When we look at results by eligibility for the National School Lunch Program, we see that the score for students who were eligible for free lunches was higher in 2009 than in either 2007 or 2003. The same is true for the "not eligible" students. At grade 8, about 33 percent of students were eligible for free lunches, while about 6 percent were eligible for reduced-price lunches and about 54 percent were not eligible. Information on the eligibility status of about 7 percent of students was not available.
Viewed by type of school, the score for public school students in 2009 was higher than in 1992 or 2007. There was no change in average scores of private school students overall, but the average score for Catholic school students increased by 6 points as compared to 1992.
At the state level, grade 8 reading scores increased since 2007 in 9 states, while no state saw a decrease. Scores increased for Hawaii, New Mexico, Utah, Florida, Alabama, Missouri, Kentucky, Pennsylvania, and Connecticut. Kentucky was the only state with increases at both grades.

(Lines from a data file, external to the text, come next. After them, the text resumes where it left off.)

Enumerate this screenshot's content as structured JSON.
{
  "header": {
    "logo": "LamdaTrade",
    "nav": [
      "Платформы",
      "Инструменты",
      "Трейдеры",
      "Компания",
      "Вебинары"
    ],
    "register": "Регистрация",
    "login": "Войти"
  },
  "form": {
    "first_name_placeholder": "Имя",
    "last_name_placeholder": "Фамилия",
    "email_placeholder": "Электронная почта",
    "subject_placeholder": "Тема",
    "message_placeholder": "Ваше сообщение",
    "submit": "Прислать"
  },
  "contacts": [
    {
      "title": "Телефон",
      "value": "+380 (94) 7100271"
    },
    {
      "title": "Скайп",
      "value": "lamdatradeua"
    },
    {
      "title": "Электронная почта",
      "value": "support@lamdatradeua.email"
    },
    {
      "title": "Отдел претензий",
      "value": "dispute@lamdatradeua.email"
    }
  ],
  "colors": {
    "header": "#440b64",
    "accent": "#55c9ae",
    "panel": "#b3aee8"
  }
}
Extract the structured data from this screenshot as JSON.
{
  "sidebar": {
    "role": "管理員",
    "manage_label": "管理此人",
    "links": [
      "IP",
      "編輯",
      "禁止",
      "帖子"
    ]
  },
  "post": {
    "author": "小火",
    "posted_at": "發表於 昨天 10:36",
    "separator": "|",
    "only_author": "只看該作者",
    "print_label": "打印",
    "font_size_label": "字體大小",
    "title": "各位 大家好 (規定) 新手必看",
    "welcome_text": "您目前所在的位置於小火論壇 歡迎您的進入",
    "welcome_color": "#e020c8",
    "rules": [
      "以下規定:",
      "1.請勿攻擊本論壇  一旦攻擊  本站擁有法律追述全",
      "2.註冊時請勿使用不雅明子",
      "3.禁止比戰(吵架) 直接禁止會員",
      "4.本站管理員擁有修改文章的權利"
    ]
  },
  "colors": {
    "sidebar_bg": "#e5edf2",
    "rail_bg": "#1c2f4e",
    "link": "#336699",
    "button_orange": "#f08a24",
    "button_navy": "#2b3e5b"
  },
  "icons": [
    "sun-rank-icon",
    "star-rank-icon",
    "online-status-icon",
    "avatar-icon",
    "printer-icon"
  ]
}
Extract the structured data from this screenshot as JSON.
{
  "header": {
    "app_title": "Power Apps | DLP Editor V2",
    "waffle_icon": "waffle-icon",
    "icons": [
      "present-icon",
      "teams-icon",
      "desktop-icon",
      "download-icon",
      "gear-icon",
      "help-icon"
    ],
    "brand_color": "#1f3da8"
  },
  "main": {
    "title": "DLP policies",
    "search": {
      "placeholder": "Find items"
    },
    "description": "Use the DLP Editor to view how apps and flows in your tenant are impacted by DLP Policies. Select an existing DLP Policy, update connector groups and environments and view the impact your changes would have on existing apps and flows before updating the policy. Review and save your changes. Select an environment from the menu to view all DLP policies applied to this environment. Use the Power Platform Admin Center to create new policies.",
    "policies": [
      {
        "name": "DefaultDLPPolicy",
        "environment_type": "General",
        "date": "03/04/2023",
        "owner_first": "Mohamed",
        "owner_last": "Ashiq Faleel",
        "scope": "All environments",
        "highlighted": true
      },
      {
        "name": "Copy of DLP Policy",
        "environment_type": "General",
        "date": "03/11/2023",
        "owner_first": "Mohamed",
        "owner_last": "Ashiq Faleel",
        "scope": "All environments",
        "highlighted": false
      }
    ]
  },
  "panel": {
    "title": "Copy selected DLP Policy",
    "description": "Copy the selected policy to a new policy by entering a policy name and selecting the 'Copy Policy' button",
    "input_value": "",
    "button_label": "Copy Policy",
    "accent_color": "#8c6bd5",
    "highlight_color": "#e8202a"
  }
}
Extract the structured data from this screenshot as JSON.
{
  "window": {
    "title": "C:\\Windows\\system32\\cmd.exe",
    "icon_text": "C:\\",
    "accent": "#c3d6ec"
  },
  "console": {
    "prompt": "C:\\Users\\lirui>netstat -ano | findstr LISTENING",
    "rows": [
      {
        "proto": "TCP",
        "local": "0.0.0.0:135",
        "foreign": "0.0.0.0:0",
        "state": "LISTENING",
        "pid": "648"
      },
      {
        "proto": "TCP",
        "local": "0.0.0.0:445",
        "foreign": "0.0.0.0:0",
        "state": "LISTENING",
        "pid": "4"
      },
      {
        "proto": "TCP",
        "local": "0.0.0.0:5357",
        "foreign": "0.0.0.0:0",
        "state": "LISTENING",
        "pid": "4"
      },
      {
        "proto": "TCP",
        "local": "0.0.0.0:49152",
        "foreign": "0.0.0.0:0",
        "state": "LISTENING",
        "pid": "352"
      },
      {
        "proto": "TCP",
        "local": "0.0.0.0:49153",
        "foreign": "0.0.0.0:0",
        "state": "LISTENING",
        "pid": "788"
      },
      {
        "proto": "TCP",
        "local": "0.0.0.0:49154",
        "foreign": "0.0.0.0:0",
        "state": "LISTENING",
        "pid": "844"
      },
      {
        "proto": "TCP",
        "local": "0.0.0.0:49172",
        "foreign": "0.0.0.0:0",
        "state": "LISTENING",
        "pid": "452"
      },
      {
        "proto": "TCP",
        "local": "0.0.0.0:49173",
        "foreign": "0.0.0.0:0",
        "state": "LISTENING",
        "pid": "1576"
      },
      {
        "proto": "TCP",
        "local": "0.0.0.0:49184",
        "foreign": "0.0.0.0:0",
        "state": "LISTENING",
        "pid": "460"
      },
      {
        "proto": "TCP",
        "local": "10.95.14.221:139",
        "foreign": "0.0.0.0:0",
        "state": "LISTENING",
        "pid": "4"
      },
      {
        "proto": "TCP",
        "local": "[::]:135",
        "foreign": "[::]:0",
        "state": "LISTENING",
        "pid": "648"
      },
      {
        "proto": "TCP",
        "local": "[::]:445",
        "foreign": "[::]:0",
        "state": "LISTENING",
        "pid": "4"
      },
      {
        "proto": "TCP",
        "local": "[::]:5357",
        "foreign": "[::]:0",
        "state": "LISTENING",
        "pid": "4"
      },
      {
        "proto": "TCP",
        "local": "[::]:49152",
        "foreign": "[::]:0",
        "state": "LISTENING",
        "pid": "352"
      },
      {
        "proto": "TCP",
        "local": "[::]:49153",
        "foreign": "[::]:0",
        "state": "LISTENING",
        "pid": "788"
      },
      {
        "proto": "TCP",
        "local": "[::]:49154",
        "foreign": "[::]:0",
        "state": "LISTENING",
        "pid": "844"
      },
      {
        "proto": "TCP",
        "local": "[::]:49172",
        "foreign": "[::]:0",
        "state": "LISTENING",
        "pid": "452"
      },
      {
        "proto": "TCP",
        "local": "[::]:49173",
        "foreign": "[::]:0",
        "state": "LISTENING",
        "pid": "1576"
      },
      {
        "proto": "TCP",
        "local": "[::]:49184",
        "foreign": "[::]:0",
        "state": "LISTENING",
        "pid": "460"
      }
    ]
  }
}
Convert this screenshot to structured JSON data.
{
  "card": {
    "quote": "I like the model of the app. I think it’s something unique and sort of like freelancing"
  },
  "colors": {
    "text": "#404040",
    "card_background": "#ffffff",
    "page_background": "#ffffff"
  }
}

An example of a reading passage from the grade 8 assessment, shown in the Report Card, is "Alligator Poem" by Mary Oliver. The poem describes an unpleasant encounter with one of America's largest reptiles. One of the questions that followed "Alligator Poem" asked students to "describe what happens to the speaker of the poem and explain what this experience makes the speaker realize." This two-part constructed-response question required them to both integrate and interpret the information given in the poem.
Student responses to this question could receive one of four ratings—"extensive," "essential," "partial," and "unsatisfactory." An "extensive" answer would give a complete description of what happened to the speaker and a complete description of what the speaker realized on the basis of her experience. About 16 percent of students received an "extensive" rating. An "essential" answer would give one complete and one incomplete description. About 20 percent of eighth-graders received this rating. An example of an "extensive" answer as well as an "essential" response is shown in the report. A "partial" answer would either describe something that happened in the poem or provide text-based generalizations about the speaker. An "unsatisfactory" answer would give only incorrect information or irrelevant details. About half the students received a "partial" rating, while 7 percent received an "unsatisfactory" rating.
For More Information
There is much more information in the 2009 Reading Report Card. In addition, the website http://nationsreportcard.gov contains extensive information on the performance of students in each state, access to released assessment questions through NAEP's enhanced Questions Center, as well as access to the NAEP Data Explorer, our online data analysis tool. There is also a link to the 2009 Reading Framework.
In closing, I would like to thank all the students and schools who participated in these assessments.